East-West prisoner exchange brings home American journalist, returns convicted Russian hackers
The swap that brings home reporter Evan Gershkovich and others will in turn send back imprisoned Russian hackers convicted for pilfering millions of dollars in schemes against U.S. targets.
A coordinated multilateral prisoner exchange between the U.S., Russian and other Western countries that returns Wall Street Journal reporter Evan Gershgovich, former Marine Paul Whelan and others back home in turn releases a pair of convicted Russian cybercriminals from U.S. custody.
Roman Seleznev and Vladislav Klyushin will be returned to Russia. Seleznev, in particular, was served two concurrent 14 year sentences — one of the largest sentences for charges related to cybercrime in U.S. history — when he was found in 2017 to have run a $50 million cyber fraud ring that involved distributing compromised credit card data.
Klyushin was handed a nine-year sentence last year for running a “hack-to-trade” scheme that let him steal some $93 million by hacking into U.S. firms and using their confidential data to game trades on the stock market.
A third U.S. prisoner exchanged to Russia, Vadim Konoshenko, was first detained by Estonian authorities via U.S. coordination after he was found to have evaded tech and armaments sanctions. Other foreign operatives linked to Russia’s intelligence agencies are also being returned from imprisonment in Germany, Slovenia, Norway and Poland.
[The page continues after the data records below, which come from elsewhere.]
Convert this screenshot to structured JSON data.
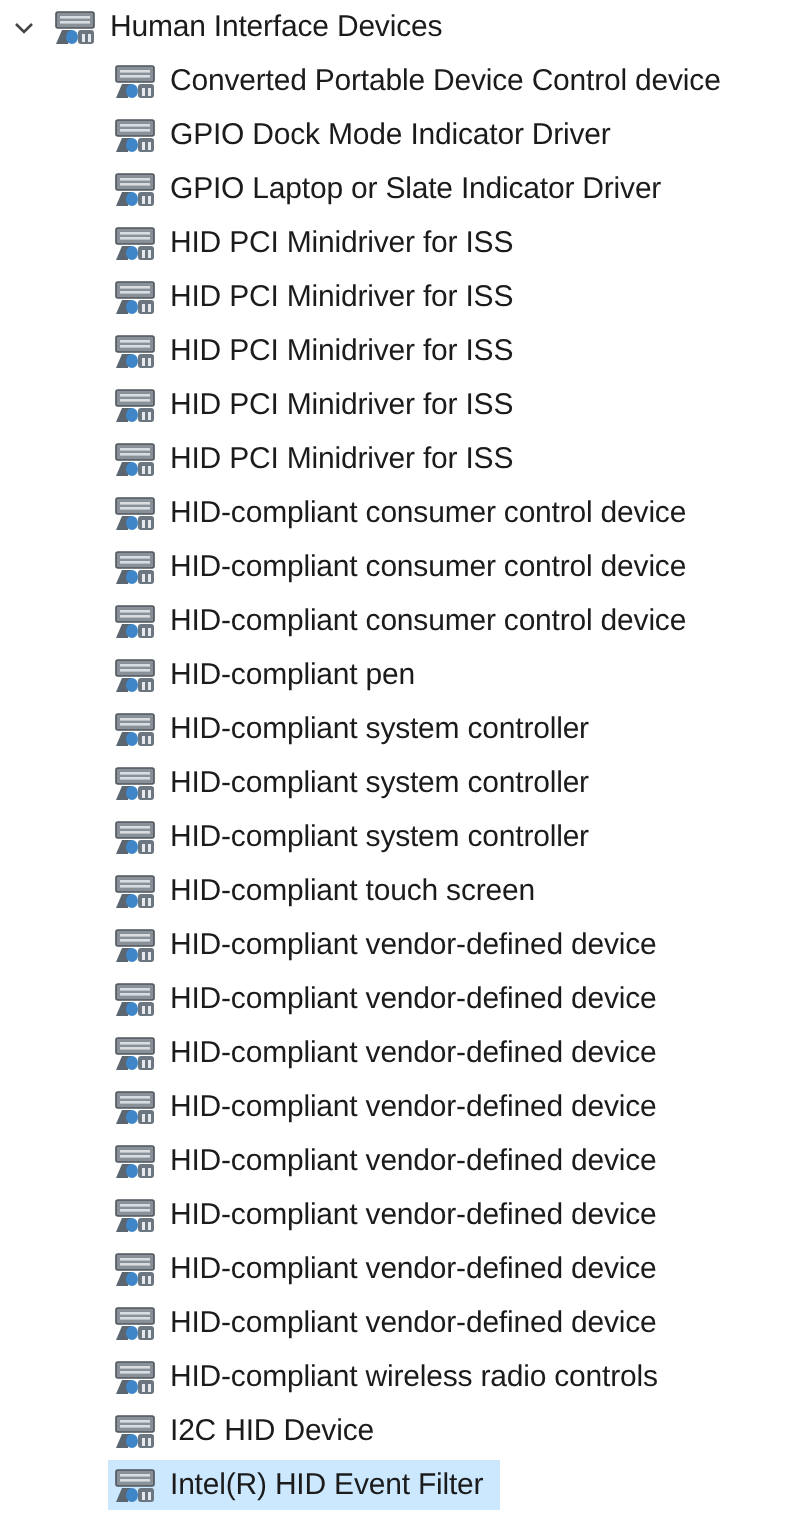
{
  "tree": {
    "label": "Human Interface Devices",
    "expanded": true,
    "children": [
      {
        "label": "Converted Portable Device Control device",
        "selected": false
      },
      {
        "label": "GPIO Dock Mode Indicator Driver",
        "selected": false
      },
      {
        "label": "GPIO Laptop or Slate Indicator Driver",
        "selected": false
      },
      {
        "label": "HID PCI Minidriver for ISS",
        "selected": false
      },
      {
        "label": "HID PCI Minidriver for ISS",
        "selected": false
      },
      {
        "label": "HID PCI Minidriver for ISS",
        "selected": false
      },
      {
        "label": "HID PCI Minidriver for ISS",
        "selected": false
      },
      {
        "label": "HID PCI Minidriver for ISS",
        "selected": false
      },
      {
        "label": "HID-compliant consumer control device",
        "selected": false
      },
      {
        "label": "HID-compliant consumer control device",
        "selected": false
      },
      {
        "label": "HID-compliant consumer control device",
        "selected": false
      },
      {
        "label": "HID-compliant pen",
        "selected": false
      },
      {
        "label": "HID-compliant system controller",
        "selected": false
      },
      {
        "label": "HID-compliant system controller",
        "selected": false
      },
      {
        "label": "HID-compliant system controller",
        "selected": false
      },
      {
        "label": "HID-compliant touch screen",
        "selected": false
      },
      {
        "label": "HID-compliant vendor-defined device",
        "selected": false
      },
      {
        "label": "HID-compliant vendor-defined device",
        "selected": false
      },
      {
        "label": "HID-compliant vendor-defined device",
        "selected": false
      },
      {
        "label": "HID-compliant vendor-defined device",
        "selected": false
      },
      {
        "label": "HID-compliant vendor-defined device",
        "selected": false
      },
      {
        "label": "HID-compliant vendor-defined device",
        "selected": false
      },
      {
        "label": "HID-compliant vendor-defined device",
        "selected": false
      },
      {
        "label": "HID-compliant vendor-defined device",
        "selected": false
      },
      {
        "label": "HID-compliant wireless radio controls",
        "selected": false
      },
      {
        "label": "I2C HID Device",
        "selected": false
      },
      {
        "label": "Intel(R) HID Event Filter",
        "selected": true
      }
    ]
  }
}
Germany is releasing Vadim Krasikov, a FSB colonel who was serving a life sentence in for the daylight killing of a former Chechen fighter in a Berlin park.
The swap was coordinated through the Turkish National Intelligence Agency, marking the largest East-West prisoner exchange in the post-Cold War era. The National Security Council and Russia’s embassy in Washington, D.C. did not immediately respond to requests for comment.
Gershkovich was taken into Russian custody in March 2023 and was later sentenced on espionage charges that the U.S., Wall Street Journal and Western journalism institutions vehemently denied. Whelan, the former Marine, was arrested by Russian authorities in 2018 on similar charges that the U.S. has deemed unsubstantiated.